The $1.5 billion Anthropic settlement won’t stop AI companies from training on books

You probably heard that on Friday, Anthropic, parent company of the AI large language model Claude, settled a lawsuit brought by author groups. Anthropic will pay $3,000 per book for approximately 500,000 books.
Does this mean that authors are safe from having their books used as AI training materials without permission?
No!
Anthropic is paying only for the most egregious piracy
Anthropic trained its model on digital libraries like LibGen. LibGen was apparently created by breaking the encryption on ebooks. Anthropic (and some other AI companies) fed LibGen into their models for training purposes.
There are two separate acts here:
- Breaking the encryption to create a library of copyrighted books without permission.
- Training the LLM on the library of content.
The illegal act addressed by this settlement is 1) breaking the encryption. The judge ruled that 2) training the on the library of content was a transformative use, and therefore covered by the fair use exceptions to copyright.
The other LLM companies who used stolen content will likely settle on similar terms.
They’ll then find other legal ways to access the content, including machines that take physical books, remove the bindings, and scan them. That hasn’t been ruled illegal.

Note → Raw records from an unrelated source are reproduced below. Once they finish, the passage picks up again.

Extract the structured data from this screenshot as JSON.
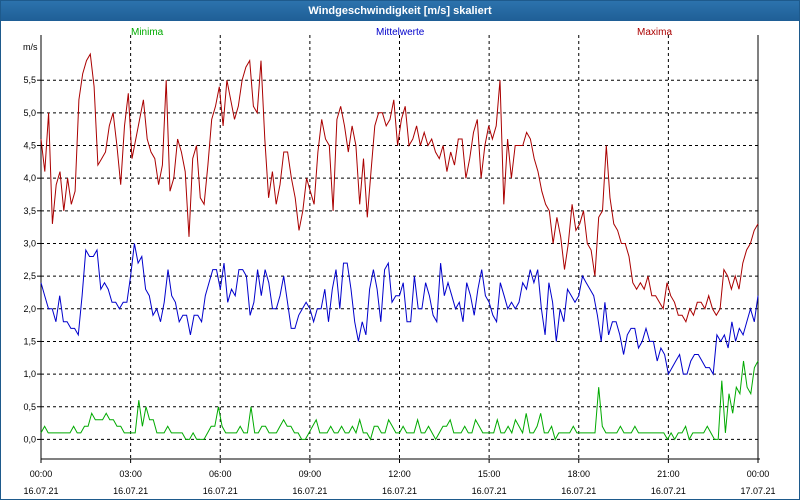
{
  "window": {
    "title": "Windgeschwindigkeit [m/s] skaliert"
  },
  "colors": {
    "title_bg": "#1f5f96",
    "minima": "#00aa00",
    "mittel": "#0000cc",
    "maxima": "#aa0000",
    "grid": "#000000"
  },
  "chart_data": {
    "type": "line",
    "title": "Windgeschwindigkeit [m/s] skaliert",
    "ylabel": "m/s",
    "ylim": [
      -0.3,
      6.1
    ],
    "yticks": [
      "0,0",
      "0,5",
      "1,0",
      "1,5",
      "2,0",
      "2,5",
      "3,0",
      "3,5",
      "4,0",
      "4,5",
      "5,0",
      "5,5"
    ],
    "ytick_values": [
      0,
      0.5,
      1,
      1.5,
      2,
      2.5,
      3,
      3.5,
      4,
      4.5,
      5,
      5.5
    ],
    "x_range_hours": [
      0,
      24
    ],
    "xticks": [
      {
        "time": "00:00",
        "date": "16.07.21"
      },
      {
        "time": "03:00",
        "date": "16.07.21"
      },
      {
        "time": "06:00",
        "date": "16.07.21"
      },
      {
        "time": "09:00",
        "date": "16.07.21"
      },
      {
        "time": "12:00",
        "date": "16.07.21"
      },
      {
        "time": "15:00",
        "date": "16.07.21"
      },
      {
        "time": "18:00",
        "date": "16.07.21"
      },
      {
        "time": "21:00",
        "date": "16.07.21"
      },
      {
        "time": "00:00",
        "date": "17.07.21"
      }
    ],
    "grid": true,
    "legend_position": "top",
    "series": [
      {
        "name": "Minima",
        "color": "#00aa00",
        "values": [
          0.1,
          0.2,
          0.1,
          0.1,
          0.1,
          0.1,
          0.1,
          0.1,
          0.1,
          0.2,
          0.1,
          0.1,
          0.2,
          0.2,
          0.4,
          0.3,
          0.3,
          0.3,
          0.4,
          0.3,
          0.3,
          0.2,
          0.2,
          0.1,
          0.1,
          0.1,
          0.1,
          0.6,
          0.2,
          0.5,
          0.3,
          0.3,
          0.1,
          0.1,
          0.1,
          0.2,
          0.1,
          0.1,
          0.1,
          0.1,
          0.0,
          0.0,
          0.1,
          0.0,
          0.0,
          0.0,
          0.1,
          0.2,
          0.2,
          0.5,
          0.2,
          0.1,
          0.1,
          0.1,
          0.1,
          0.2,
          0.1,
          0.1,
          0.5,
          0.1,
          0.1,
          0.2,
          0.2,
          0.1,
          0.1,
          0.1,
          0.2,
          0.3,
          0.2,
          0.2,
          0.1,
          0.1,
          0.0,
          0.0,
          0.1,
          0.2,
          0.3,
          0.1,
          0.1,
          0.1,
          0.2,
          0.1,
          0.1,
          0.2,
          0.1,
          0.1,
          0.2,
          0.1,
          0.3,
          0.1,
          0.1,
          0.0,
          0.2,
          0.2,
          0.1,
          0.1,
          0.3,
          0.2,
          0.1,
          0.1,
          0.2,
          0.1,
          0.1,
          0.1,
          0.3,
          0.1,
          0.1,
          0.2,
          0.1,
          0.0,
          0.1,
          0.2,
          0.2,
          0.3,
          0.1,
          0.1,
          0.1,
          0.2,
          0.1,
          0.1,
          0.3,
          0.2,
          0.1,
          0.1,
          0.1,
          0.1,
          0.3,
          0.1,
          0.1,
          0.2,
          0.1,
          0.3,
          0.2,
          0.1,
          0.4,
          0.1,
          0.1,
          0.2,
          0.4,
          0.1,
          0.1,
          0.2,
          0.0,
          0.1,
          0.1,
          0.1,
          0.1,
          0.2,
          0.1,
          0.1,
          0.1,
          0.1,
          0.1,
          0.1,
          0.8,
          0.2,
          0.1,
          0.1,
          0.1,
          0.1,
          0.2,
          0.1,
          0.1,
          0.1,
          0.2,
          0.1,
          0.1,
          0.1,
          0.1,
          0.1,
          0.1,
          0.1,
          0.1,
          0.0,
          0.1,
          0.0,
          0.1,
          0.1,
          0.2,
          0.0,
          0.1,
          0.1,
          0.1,
          0.1,
          0.2,
          0.1,
          0.0,
          0.0,
          0.9,
          0.1,
          0.7,
          0.4,
          0.8,
          0.7,
          1.2,
          0.8,
          0.7,
          1.1,
          1.2
        ]
      },
      {
        "name": "Mittelwerte",
        "color": "#0000cc",
        "values": [
          2.4,
          2.2,
          2.0,
          2.0,
          1.8,
          2.2,
          1.8,
          1.8,
          1.7,
          1.7,
          1.6,
          2.2,
          2.9,
          2.8,
          2.8,
          2.9,
          2.3,
          2.4,
          2.3,
          2.1,
          2.1,
          2.0,
          2.1,
          2.1,
          2.5,
          3.0,
          2.7,
          2.8,
          2.3,
          2.2,
          1.9,
          2.0,
          1.8,
          2.1,
          2.6,
          2.2,
          2.1,
          1.8,
          1.9,
          1.9,
          1.6,
          1.9,
          1.9,
          1.8,
          2.2,
          2.4,
          2.6,
          2.6,
          2.3,
          2.7,
          2.1,
          2.3,
          2.2,
          2.6,
          2.6,
          2.5,
          1.9,
          2.1,
          2.6,
          2.2,
          2.6,
          2.4,
          2.0,
          2.0,
          2.2,
          2.5,
          2.1,
          1.7,
          1.7,
          1.9,
          2.0,
          2.1,
          2.0,
          1.8,
          2.0,
          2.0,
          2.3,
          1.8,
          2.3,
          2.6,
          2.0,
          2.7,
          2.7,
          2.3,
          1.8,
          1.5,
          1.8,
          1.6,
          2.3,
          2.6,
          2.3,
          1.8,
          2.6,
          2.7,
          2.1,
          2.2,
          2.2,
          2.4,
          1.8,
          1.8,
          2.5,
          2.0,
          2.0,
          2.4,
          2.2,
          1.9,
          1.8,
          2.7,
          2.2,
          2.4,
          2.2,
          2.0,
          2.1,
          1.8,
          2.4,
          2.2,
          1.9,
          2.3,
          2.6,
          2.2,
          2.1,
          1.9,
          1.8,
          2.4,
          2.2,
          2.0,
          2.1,
          2.0,
          2.1,
          2.4,
          2.3,
          2.6,
          2.4,
          2.6,
          2.0,
          1.6,
          2.4,
          2.1,
          1.5,
          2.0,
          1.8,
          2.3,
          2.2,
          2.1,
          2.2,
          2.5,
          2.4,
          2.3,
          2.2,
          1.9,
          1.5,
          2.1,
          1.6,
          1.8,
          1.8,
          1.6,
          1.3,
          1.6,
          1.7,
          1.7,
          1.4,
          1.5,
          1.7,
          1.5,
          1.5,
          1.2,
          1.4,
          1.3,
          1.0,
          1.1,
          1.2,
          1.3,
          1.0,
          1.0,
          1.2,
          1.3,
          1.3,
          1.2,
          1.1,
          1.1,
          1.0,
          1.6,
          1.5,
          1.6,
          1.4,
          1.8,
          1.5,
          1.7,
          1.6,
          1.8,
          2.0,
          1.8,
          2.2
        ]
      },
      {
        "name": "Maxima",
        "color": "#aa0000",
        "values": [
          4.6,
          4.1,
          5.0,
          3.3,
          3.9,
          4.1,
          3.5,
          4.0,
          3.6,
          3.8,
          5.2,
          5.6,
          5.8,
          5.9,
          5.4,
          4.2,
          4.3,
          4.4,
          4.8,
          5.0,
          4.5,
          3.9,
          4.8,
          5.3,
          4.3,
          4.6,
          4.9,
          5.2,
          4.6,
          4.4,
          4.3,
          3.9,
          4.2,
          5.5,
          3.8,
          4.0,
          4.6,
          4.4,
          4.1,
          3.1,
          4.3,
          4.5,
          3.7,
          3.6,
          4.2,
          4.9,
          5.1,
          5.4,
          4.8,
          5.5,
          5.2,
          4.9,
          5.1,
          5.5,
          5.7,
          5.8,
          5.1,
          5.0,
          5.8,
          4.6,
          3.7,
          4.1,
          3.6,
          3.9,
          4.4,
          4.4,
          4.0,
          3.7,
          3.2,
          3.5,
          4.0,
          3.8,
          3.6,
          4.4,
          4.9,
          4.6,
          4.5,
          3.5,
          4.9,
          5.1,
          4.8,
          4.4,
          4.8,
          4.5,
          3.6,
          4.3,
          3.4,
          4.1,
          4.8,
          5.0,
          5.0,
          4.8,
          4.9,
          5.2,
          4.5,
          4.9,
          5.1,
          4.5,
          4.6,
          4.8,
          4.5,
          4.7,
          4.5,
          4.6,
          4.4,
          4.3,
          4.5,
          4.1,
          4.4,
          4.2,
          4.6,
          4.6,
          4.0,
          4.3,
          4.7,
          4.9,
          4.0,
          4.5,
          4.8,
          4.6,
          4.8,
          5.5,
          3.6,
          4.6,
          4.0,
          4.5,
          4.5,
          4.5,
          4.7,
          4.6,
          4.3,
          4.1,
          3.8,
          3.6,
          3.5,
          3.0,
          3.4,
          3.1,
          2.6,
          3.0,
          3.6,
          3.2,
          3.3,
          3.5,
          3.0,
          2.9,
          2.5,
          3.4,
          3.5,
          4.5,
          3.7,
          3.3,
          3.2,
          3.0,
          3.0,
          2.8,
          2.4,
          2.3,
          2.4,
          2.3,
          2.5,
          2.2,
          2.2,
          2.1,
          2.0,
          2.4,
          2.2,
          2.1,
          1.9,
          1.9,
          1.8,
          2.0,
          1.9,
          2.1,
          2.1,
          2.0,
          2.2,
          2.0,
          1.9,
          2.0,
          2.6,
          2.5,
          2.3,
          2.5,
          2.3,
          2.7,
          2.9,
          3.0,
          3.2,
          3.3
        ]
      }
    ]
  }
}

Here are some things that are still unknown:
- When and how will Anthropic distribute the $3,000 per book?
- If they work through publishers, which is the most efficient way to make the distribution, how will publishers distribute the content to copyright holders (authors), and will the publishers retain any of the money?
- What impact will this have on other AI companies?

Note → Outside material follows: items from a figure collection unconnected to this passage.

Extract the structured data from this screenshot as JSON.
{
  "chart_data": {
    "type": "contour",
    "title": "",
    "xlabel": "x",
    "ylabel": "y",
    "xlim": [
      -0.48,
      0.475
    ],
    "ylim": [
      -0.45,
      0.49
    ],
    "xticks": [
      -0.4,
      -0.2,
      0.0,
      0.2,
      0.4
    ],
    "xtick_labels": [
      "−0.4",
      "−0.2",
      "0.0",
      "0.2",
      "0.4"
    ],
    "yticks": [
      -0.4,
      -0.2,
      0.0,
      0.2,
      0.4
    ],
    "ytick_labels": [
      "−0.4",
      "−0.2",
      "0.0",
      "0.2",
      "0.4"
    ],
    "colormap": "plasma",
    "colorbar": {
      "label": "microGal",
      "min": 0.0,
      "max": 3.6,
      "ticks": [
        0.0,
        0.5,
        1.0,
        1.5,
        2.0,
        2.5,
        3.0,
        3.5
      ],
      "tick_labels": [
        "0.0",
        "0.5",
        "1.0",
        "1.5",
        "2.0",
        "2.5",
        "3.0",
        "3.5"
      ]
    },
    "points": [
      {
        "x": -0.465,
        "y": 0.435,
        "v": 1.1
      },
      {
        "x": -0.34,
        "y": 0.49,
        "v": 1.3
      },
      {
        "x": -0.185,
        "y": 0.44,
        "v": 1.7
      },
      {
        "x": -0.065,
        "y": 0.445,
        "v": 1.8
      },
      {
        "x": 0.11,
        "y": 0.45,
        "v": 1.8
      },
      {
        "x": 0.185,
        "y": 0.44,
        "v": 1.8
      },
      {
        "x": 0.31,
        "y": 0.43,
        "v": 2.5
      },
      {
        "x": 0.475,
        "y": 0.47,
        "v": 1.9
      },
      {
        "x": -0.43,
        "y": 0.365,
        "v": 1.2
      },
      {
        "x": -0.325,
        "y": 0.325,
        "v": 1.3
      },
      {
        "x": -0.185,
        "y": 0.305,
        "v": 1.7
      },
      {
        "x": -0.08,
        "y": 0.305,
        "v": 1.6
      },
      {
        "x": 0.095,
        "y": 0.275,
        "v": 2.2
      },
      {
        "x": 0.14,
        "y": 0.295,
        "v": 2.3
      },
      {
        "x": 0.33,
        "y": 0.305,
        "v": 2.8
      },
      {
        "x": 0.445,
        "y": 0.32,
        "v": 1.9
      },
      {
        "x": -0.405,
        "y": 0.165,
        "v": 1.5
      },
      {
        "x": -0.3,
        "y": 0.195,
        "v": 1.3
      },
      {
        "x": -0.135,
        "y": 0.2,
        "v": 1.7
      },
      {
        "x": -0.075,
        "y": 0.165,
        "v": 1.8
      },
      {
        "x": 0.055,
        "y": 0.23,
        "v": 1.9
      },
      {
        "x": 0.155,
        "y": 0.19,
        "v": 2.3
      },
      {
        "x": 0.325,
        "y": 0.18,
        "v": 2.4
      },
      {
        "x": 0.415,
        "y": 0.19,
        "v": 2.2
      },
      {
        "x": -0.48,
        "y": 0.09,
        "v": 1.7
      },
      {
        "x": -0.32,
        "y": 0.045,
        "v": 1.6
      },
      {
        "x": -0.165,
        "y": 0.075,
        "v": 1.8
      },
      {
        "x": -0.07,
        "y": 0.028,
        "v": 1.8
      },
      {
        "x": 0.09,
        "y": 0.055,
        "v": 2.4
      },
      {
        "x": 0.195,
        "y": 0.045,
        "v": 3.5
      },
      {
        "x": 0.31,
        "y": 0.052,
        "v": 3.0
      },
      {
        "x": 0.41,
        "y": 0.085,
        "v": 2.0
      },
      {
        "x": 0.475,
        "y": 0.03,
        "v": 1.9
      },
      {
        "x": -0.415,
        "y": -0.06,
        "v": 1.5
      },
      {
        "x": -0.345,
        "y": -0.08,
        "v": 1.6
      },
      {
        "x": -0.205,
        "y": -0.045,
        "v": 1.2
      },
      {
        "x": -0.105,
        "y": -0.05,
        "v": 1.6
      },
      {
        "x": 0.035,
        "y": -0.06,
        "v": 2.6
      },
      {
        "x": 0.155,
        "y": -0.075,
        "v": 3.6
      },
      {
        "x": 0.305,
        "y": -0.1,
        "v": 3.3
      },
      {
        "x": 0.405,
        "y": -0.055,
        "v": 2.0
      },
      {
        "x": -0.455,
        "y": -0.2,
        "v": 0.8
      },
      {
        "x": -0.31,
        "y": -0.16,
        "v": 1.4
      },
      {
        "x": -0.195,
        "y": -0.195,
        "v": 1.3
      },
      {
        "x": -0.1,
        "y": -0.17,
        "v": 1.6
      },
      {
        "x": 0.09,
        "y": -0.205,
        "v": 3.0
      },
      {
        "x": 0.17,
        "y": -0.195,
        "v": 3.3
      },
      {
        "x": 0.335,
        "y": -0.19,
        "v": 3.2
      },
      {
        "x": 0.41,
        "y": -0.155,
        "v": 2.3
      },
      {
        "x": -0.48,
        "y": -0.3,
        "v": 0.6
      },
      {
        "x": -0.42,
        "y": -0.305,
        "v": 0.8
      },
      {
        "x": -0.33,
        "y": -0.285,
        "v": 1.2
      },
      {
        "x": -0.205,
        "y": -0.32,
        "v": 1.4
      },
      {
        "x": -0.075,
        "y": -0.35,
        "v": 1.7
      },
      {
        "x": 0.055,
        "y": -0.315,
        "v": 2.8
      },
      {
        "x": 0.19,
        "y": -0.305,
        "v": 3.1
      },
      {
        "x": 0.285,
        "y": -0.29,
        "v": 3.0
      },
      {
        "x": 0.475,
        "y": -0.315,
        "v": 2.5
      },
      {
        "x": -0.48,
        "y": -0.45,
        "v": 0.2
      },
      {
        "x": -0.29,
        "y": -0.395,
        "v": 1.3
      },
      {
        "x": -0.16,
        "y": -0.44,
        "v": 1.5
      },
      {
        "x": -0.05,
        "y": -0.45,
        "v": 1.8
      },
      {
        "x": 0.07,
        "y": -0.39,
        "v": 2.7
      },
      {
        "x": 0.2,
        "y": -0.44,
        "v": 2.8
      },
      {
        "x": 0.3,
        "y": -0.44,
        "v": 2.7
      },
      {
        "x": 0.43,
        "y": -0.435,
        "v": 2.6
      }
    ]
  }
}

- How will this affect permissions for other digital content, like web pages?
A framework for payment and permission is coming
LLMs will get access to content. The only question is how.
For web pages, the CloudFlare system for blocking or licensing content looks quite promising.
And publishers are likely to make deals with LLMs, as Harper Collins already did, in which they license content from copyright holders who’ve given permission in exchange for payment. Publishers already have systems for paying authors; this will fit in nicely, generating a new source of revenue for both authors and publishers.
(I accepted $2,500 to license one of my books; here’s why.)
This might also be fixed through legislation that clarifies whether reading content for AI training is or is not a copyright violation. (Donald Trump stupidly said such licensing was too cumbersome, completely ignoring the IP considerations. Luckily, he doesn’t make copyright law or enforce lawsuits between private companies.)
Your heartfelt beliefs in favor or or opposed to training AI on copyrighted content don’t matter. The law does, and so do licensing schemes and judges’ rulings.
This is still likely going to the Supreme Court. And if you think you know which way they’ll rule, you’re deluded.